|Organization:||Coach and Director of Athletics|
Known affectionately to generations of students as "The Chief," Joseph D'Angola gave much of himself to Newark Normal School and Newark State College (both now Kean University) from 1918 through 1956, during which time his name became virtually synonymous with athletics at the school.
D'Angola served parts of five decades as the head of the health and physical education department. In 1935, he was also named dean of men at the College.
A complete enumeration of D'Angola's contributions to the athletic department would be far too voluminous to be contained in this format. It is worthy of note, however, that he is the namesake of the prestigious D'Angola Award, presented annually to Kean's outstanding male and female athlete. The award symbolizes athletic excellence and sportsmanship, traits encouraged, developed and cherished by D'Angola.

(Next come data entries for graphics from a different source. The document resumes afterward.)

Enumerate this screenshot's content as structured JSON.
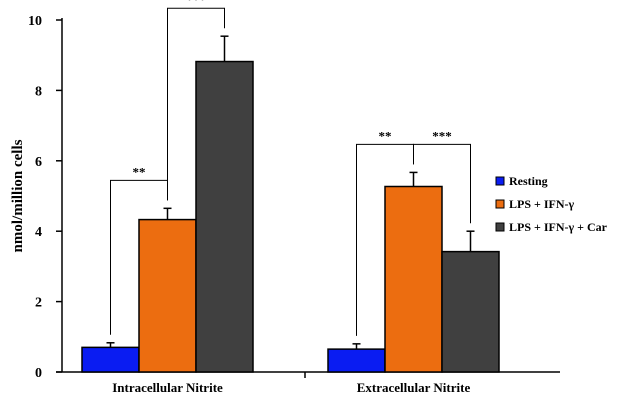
{
  "chart_data": {
    "type": "bar",
    "ylabel": "nmol/million cells",
    "ylim": [
      0,
      10
    ],
    "yticks": [
      0,
      2,
      4,
      6,
      8,
      10
    ],
    "categories": [
      "Intracellular Nitrite",
      "Extracellular Nitrite"
    ],
    "series": [
      {
        "name": "Resting",
        "color": "#0a1cf2",
        "values": [
          0.7,
          0.65
        ],
        "errors": [
          0.13,
          0.15
        ]
      },
      {
        "name": "LPS + IFN-γ",
        "color": "#ec6d10",
        "values": [
          4.33,
          5.27
        ],
        "errors": [
          0.32,
          0.4
        ]
      },
      {
        "name": "LPS + IFN-γ + Car",
        "color": "#404040",
        "values": [
          8.82,
          3.42
        ],
        "errors": [
          0.72,
          0.58
        ]
      }
    ],
    "significance": [
      {
        "category": 0,
        "from": 0,
        "to": 1,
        "label": "**"
      },
      {
        "category": 0,
        "from": 1,
        "to": 2,
        "label": "***"
      },
      {
        "category": 1,
        "from": 0,
        "to": 1,
        "label": "**"
      },
      {
        "category": 1,
        "from": 1,
        "to": 2,
        "label": "***"
      }
    ],
    "legend_position": "right"
  }
}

He served as men's basketball coach for 10 seasons, and also coached two of the greatest female athletes in the history of the University, Camille Sabie Malbrock and Careta Dillenger, and was also an assistant coach for the American team at the first International Women's Sports Meet, in Paris.
D'Angola was responsible for the establishment of numerous varsity sports on campus, including baseball.
In his role as director of athletics, D'Angola stressed widespread participation by everyone, and wouldn't ask anyone to perform a task he wasn't willing to do as well.
D'Angola retired from the school in 1956. In 1958, when the College, then known as Newark State, moved to its current Union Township campus, school officials christened the new indoor athletic facility D'Angola Gym, in honor of "The Chief" and his wife, Anita.